The attitude of Baptists towards unionizing the denominations is simple and clear. We are ready to unite tomorrow upon the New Testament as the sole authority of faith and practice. In 1699 the Baptists of Philadelphia replied to a letter from the Episcopalians invitatory to a union that two things "absolutely necessary in order thereunto" must be shown from Holy Scripture: "First, that the foundation of your church, with all the orders, officers, rites and ceremonies, is of divine institution"; second, "that you give us clear and infallible proof from God's holy word that our Lord Jesus Christ hath given power and authority to any man, men, convocation or synod to make, constitute and set up any other laws, orders, officers, rites and ceremonies in his church, besides those which he bath appointed in his holy word; or to alter or change those which he bath therein appointed." This Baptist reply remains unanswered to this day. We will never unite upon an extra and anti-scriptural program framed in New York or elsewhere, as directors would merge corporations. It is amusing to see the unionists set up their Procrustean bed and begin lopping the large and stretching the small to make all uniform. An Episcopal bishop said in San Antonio, Texas, some years ago: "There ought to be but three denominations in the world: the Catholics, standing on one side for the authority of the church; the Baptists, standing on the other side for the authority of the Bible; all the other denominations should be united, for the difference between them is the difference between tweedledum and tweedledee." He was correct. There we take our stand and cannot surrender or compromise our convictions; nor would we have others do so. Jesus did not pray for organic church union when he prayed that prayer in the seventeenth chapter of John that "all might be one." They were all baptized believers. They were one organically. They had uniformity without unity of spirit. Jesus prayed for unity of spirit, for freedom from rivalries, jealousies, animosities and antipathies. We pray the same prayer and seek to answer it by endeavoring to keep the unity of the spirit in the bonds of peace.
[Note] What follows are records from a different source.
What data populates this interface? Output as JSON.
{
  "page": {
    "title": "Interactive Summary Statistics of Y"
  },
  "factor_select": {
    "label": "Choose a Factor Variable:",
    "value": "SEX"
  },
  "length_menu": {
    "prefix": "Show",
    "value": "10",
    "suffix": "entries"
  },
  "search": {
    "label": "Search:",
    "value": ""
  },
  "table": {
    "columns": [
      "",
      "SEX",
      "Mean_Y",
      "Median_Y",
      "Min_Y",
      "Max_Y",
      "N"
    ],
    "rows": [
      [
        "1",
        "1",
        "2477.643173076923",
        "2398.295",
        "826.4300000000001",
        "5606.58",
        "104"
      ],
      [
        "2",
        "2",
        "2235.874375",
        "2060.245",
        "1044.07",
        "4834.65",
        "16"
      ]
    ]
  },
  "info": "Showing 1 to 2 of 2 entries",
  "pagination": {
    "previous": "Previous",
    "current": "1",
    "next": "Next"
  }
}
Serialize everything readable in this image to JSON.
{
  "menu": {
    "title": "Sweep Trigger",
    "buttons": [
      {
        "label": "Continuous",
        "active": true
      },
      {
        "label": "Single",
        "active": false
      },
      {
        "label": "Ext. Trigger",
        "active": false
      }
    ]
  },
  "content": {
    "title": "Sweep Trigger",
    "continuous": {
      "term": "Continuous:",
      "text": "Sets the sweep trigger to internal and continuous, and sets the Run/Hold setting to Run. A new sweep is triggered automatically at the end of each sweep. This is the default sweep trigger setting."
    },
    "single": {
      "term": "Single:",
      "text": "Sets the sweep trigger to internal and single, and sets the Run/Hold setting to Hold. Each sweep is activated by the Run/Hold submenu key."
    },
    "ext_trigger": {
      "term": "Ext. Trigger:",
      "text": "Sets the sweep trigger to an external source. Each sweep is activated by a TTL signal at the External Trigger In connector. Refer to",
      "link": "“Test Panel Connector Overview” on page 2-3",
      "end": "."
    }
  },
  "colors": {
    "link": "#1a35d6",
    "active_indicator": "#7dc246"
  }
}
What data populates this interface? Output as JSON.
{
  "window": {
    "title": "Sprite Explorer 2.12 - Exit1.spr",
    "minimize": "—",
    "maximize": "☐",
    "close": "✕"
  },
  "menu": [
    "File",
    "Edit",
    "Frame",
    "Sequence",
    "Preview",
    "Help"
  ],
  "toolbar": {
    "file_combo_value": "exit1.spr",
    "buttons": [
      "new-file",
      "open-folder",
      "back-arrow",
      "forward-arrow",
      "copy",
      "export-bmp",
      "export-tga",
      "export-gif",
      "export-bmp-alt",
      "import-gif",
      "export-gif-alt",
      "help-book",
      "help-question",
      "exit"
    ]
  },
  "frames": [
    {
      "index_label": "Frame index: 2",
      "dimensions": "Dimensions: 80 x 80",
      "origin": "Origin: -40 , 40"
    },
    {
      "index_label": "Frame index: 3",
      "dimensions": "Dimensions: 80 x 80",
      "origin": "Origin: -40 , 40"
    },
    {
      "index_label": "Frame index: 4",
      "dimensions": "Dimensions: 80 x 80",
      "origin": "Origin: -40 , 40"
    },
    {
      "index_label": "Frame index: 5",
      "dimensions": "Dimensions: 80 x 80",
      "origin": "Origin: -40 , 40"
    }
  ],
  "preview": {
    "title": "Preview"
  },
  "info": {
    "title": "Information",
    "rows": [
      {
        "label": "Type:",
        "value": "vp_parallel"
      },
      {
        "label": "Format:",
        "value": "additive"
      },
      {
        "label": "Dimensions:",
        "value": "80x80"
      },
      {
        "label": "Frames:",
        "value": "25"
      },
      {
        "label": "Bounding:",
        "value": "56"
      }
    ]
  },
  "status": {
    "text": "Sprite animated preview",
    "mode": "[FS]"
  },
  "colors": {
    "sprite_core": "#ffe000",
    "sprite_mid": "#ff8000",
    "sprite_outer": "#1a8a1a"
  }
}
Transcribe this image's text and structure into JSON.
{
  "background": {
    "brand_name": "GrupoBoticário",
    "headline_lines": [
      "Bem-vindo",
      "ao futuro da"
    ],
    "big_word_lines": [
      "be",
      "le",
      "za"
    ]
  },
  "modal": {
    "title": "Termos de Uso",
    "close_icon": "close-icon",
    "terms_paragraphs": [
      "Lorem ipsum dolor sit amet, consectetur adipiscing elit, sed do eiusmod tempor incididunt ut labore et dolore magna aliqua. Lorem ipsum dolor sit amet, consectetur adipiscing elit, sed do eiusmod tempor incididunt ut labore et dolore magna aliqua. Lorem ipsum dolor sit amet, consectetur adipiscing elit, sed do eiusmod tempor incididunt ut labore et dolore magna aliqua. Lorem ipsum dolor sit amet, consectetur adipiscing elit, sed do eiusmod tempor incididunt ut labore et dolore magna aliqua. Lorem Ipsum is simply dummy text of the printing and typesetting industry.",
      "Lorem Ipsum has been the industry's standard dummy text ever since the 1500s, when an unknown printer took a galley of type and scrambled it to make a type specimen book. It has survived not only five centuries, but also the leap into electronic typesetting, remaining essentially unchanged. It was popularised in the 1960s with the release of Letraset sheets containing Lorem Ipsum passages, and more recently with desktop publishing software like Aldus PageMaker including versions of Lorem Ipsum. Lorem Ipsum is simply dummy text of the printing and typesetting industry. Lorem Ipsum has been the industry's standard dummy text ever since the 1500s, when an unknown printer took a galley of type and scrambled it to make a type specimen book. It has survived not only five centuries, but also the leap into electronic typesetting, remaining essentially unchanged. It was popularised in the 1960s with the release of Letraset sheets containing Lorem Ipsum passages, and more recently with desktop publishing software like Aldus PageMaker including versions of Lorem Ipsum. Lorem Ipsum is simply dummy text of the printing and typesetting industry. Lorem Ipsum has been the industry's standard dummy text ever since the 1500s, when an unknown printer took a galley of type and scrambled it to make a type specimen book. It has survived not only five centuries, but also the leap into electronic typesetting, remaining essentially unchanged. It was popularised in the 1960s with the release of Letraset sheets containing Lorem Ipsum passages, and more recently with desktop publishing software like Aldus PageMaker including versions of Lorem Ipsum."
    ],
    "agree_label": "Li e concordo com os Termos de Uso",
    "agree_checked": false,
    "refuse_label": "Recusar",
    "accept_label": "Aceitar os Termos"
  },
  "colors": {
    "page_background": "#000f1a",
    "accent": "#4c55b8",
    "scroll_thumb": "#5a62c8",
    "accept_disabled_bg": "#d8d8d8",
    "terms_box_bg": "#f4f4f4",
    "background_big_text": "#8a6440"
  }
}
Though we speak the truth, sometimes the unwelcome truth, we do so in love.

VI. Their Attitude Toward Governmental Interference

Their attitude toward governmental interference is now what it was in 1776, namely: religion is not within the purview of the civil power. The question is not, Is religion necessary to the well-being of the State? but, Is religion advanced by government control or interference? The third assistant secretary of war went beyond the proper bounds when he affirmed "the whole desire of the department is in the interest of breaking down, rather than emphasizing denominational distinction." It is none of the government's affair how many denominations there are so long as they obey the Constitution of the United States. The government's only concern with them is to see that they enjoy their guaranteed rights. The government should know that the rights we waive in war times will still be held tenaciously and proclaimed fearlessly. The experience of history teaches that whenever the government has touched religion it has corrupted it. The logical end is the definition by the government of what the privileged may preach. This no Baptist can accept. It behooves us to read again our history, to baptize our minds afresh in our immortal principles, and to contend earnestly, though lovingly, for the "faith which was once for all delivered unto the saints." "With malice towards none and charity towards all; with faith in the right as God gives us to see the right"; asking nothing for ourselves that we do not concede to all others; regarding every soul as a human brother and every saved soul as a Christian brother; with loyalty to the truth as it is incorporated in the New Testament and with allegiance to Jesus Christ, our only Lord,

      We lift our banner to the air, 
      And swear to guard our legacy.